Tag Archives: Multi-task Rl

Inclusion of LLMs in multiple task learning for generating rewards

Z. Lin, Y. Chen and Z. Liu, AutoSkill: Hierarchical Open-Ended Skill Acquisition for Long-Horizon Manipulation Tasks via Language-Modulated Rewards, IEEE Transactions on Cognitive and Developmental Systems, vol. 17, no. 5, pp. 1141-1152, Oct. 2025, 10.1109/TCDS.2025.3551298.

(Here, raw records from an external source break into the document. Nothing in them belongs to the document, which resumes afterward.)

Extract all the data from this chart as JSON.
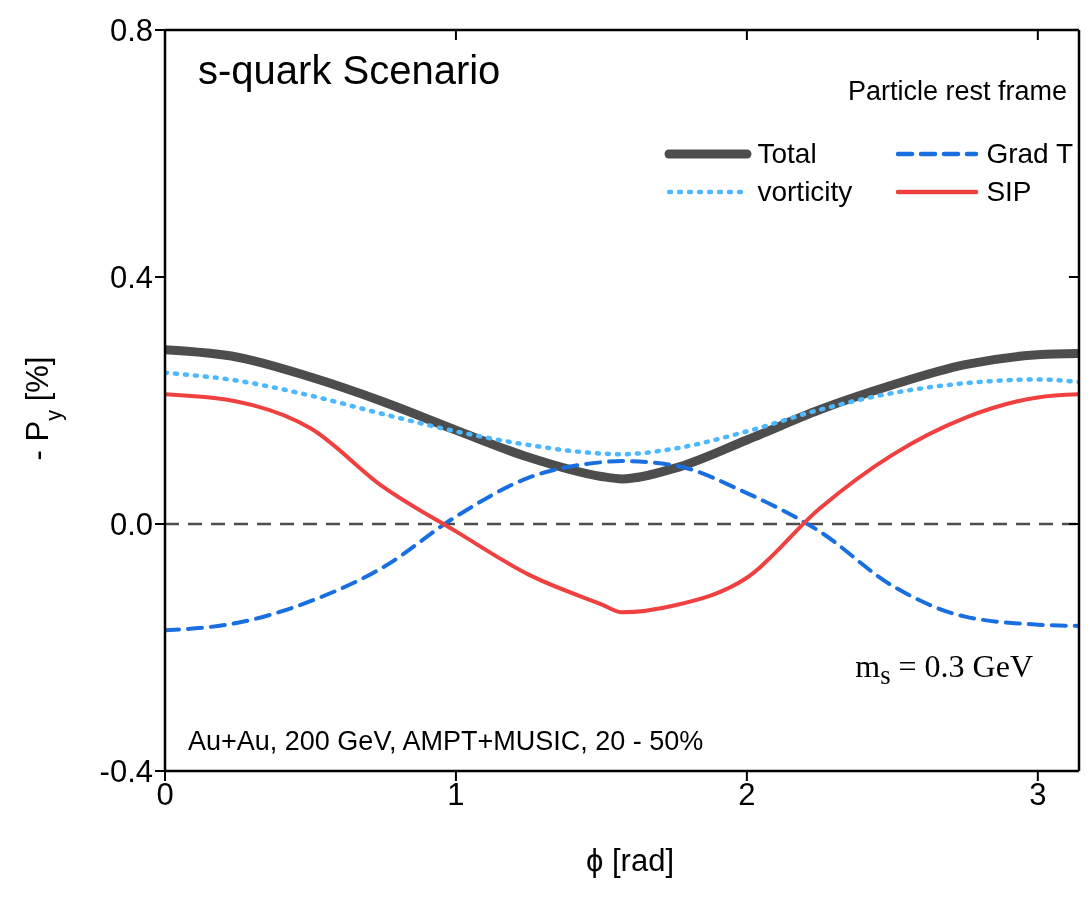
{
  "chart_data": {
    "type": "line",
    "title": "s-quark Scenario",
    "xlabel": "ϕ [rad]",
    "ylabel": "- P$_{y}$ [%]",
    "x": [
      0,
      0.25,
      0.5,
      0.75,
      1.0,
      1.25,
      1.5,
      1.571,
      1.75,
      2.0,
      2.25,
      2.5,
      2.75,
      3.0,
      3.1416
    ],
    "series": [
      {
        "name": "Total",
        "color": "#4d4d4d",
        "line_style": "solid",
        "values": [
          0.282,
          0.27,
          0.238,
          0.198,
          0.152,
          0.108,
          0.077,
          0.073,
          0.09,
          0.136,
          0.185,
          0.225,
          0.258,
          0.274,
          0.276
        ]
      },
      {
        "name": "Grad T",
        "color": "#1a6fe0",
        "line_style": "dashed",
        "values": [
          -0.172,
          -0.16,
          -0.125,
          -0.07,
          0.012,
          0.075,
          0.1,
          0.102,
          0.095,
          0.05,
          -0.012,
          -0.1,
          -0.15,
          -0.163,
          -0.165
        ]
      },
      {
        "name": "vorticity",
        "color": "#4db8ff",
        "line_style": "dotted",
        "values": [
          0.245,
          0.232,
          0.208,
          0.178,
          0.15,
          0.128,
          0.114,
          0.113,
          0.122,
          0.15,
          0.185,
          0.212,
          0.228,
          0.234,
          0.23
        ]
      },
      {
        "name": "SIP",
        "color": "#f04040",
        "line_style": "solid",
        "values": [
          0.21,
          0.198,
          0.155,
          0.06,
          -0.012,
          -0.082,
          -0.13,
          -0.143,
          -0.132,
          -0.087,
          0.025,
          0.112,
          0.172,
          0.205,
          0.21
        ]
      }
    ],
    "xlim": [
      0,
      3.1416
    ],
    "xticks": [
      0,
      1,
      2,
      3
    ],
    "ylim": [
      -0.4,
      0.8
    ],
    "yticks": [
      {
        "value": -0.4,
        "label": "-0.4"
      },
      {
        "value": 0,
        "label": "0.0"
      },
      {
        "value": 0.4,
        "label": "0.4"
      },
      {
        "value": 0.8,
        "label": "0.8"
      }
    ],
    "ref_lines": [
      {
        "axis": "y",
        "value": 0,
        "color": "#4d4d4d",
        "line_style": "dashed"
      }
    ],
    "annotations": [
      "Particle rest frame",
      "m$_{s}$ = 0.3 GeV",
      "Au+Au, 200 GeV, AMPT+MUSIC, 20 - 50%"
    ],
    "grid": false,
    "legend": "top right",
    "marker": "none"
  }
}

A desirable property of generalist robots is the ability to both bootstrap diverse skills and solve new long-horizon tasks in open-ended environments without human intervention. Recent advancements have shown that large language models (LLMs) encapsulate vast-scale semantic knowledge about the world to enable long-horizon robot planning. However, they are typically restricted to reasoning high-level instructions and lack world grounding, which makes it difficult for them to coordinately bootstrap and acquire new skills in unstructured environments. To this end, we propose AutoSkill, a hierarchical system that empowers the physical robot to automatically learn to cope with new long-horizon tasks by growing an open-ended skill library without hand-crafted rewards. AutoSkill consists of two key components: 1) an in-context skill chain generation and new skill bootstrapping guided by LLMs that inform the robot of discrete and interpretable skill instructions for skill retrieval and augmentation within the skill library; and 2) a zero-shot language-modulated reward scheme in conjunction with a meta prompter facilitates online new skill acquisition via expert-free supervision aligned with proposed skill directives. Extensive experiments conducted in both simulated and realistic environments demonstrate AutoSkill’s superiority over other LLM-based planners as well as hierarchical methods in expediting online learning for novel manipulation tasks.

Multi-task RL through common perceptions

Jinling Meng, Fei Zhu, Seek for commonalities: Shared features extraction for multi-task reinforcement learning via adversarial training, Expert Systems with Applications, Volume 224, 2023 DOI: 10.1016/j.eswa.2023.119975.

Multi-task reinforcement learning is promising to alleviate the low sample efficiency and high computation cost of reinforcement learning algorithms. However, current methods mostly focus on unique features that are not conducive to the transfer between tasks. Moreover, they usually lack a balance mechanism among tasks, which often leads to the unnecessary occupation of training resources by tasks that have already been trained. To address the problems, a simple yet effective method referred to as Adaptive Experience buffer with Shared Features Multi-Task Reinforcement Learning (AESF-MTRL) is proposed. In AESF-MTRL, input observation of the environment is divided into shared features and unique features, which are extracted using different feature extractors. Unique features are extracted by simple gradient descent, while shared features are extracted using adversarial training, with an additional discriminator trained to ensure that the extracted features are indeed shared features. AESF-MTRL also maintains a reward stack to adjust the sampling ratio of trajectories from different tasks dynamically during the update period to balance the learning process of different tasks. Experiments on multiple robotics control environments demonstrate the effectiveness of the proposed method.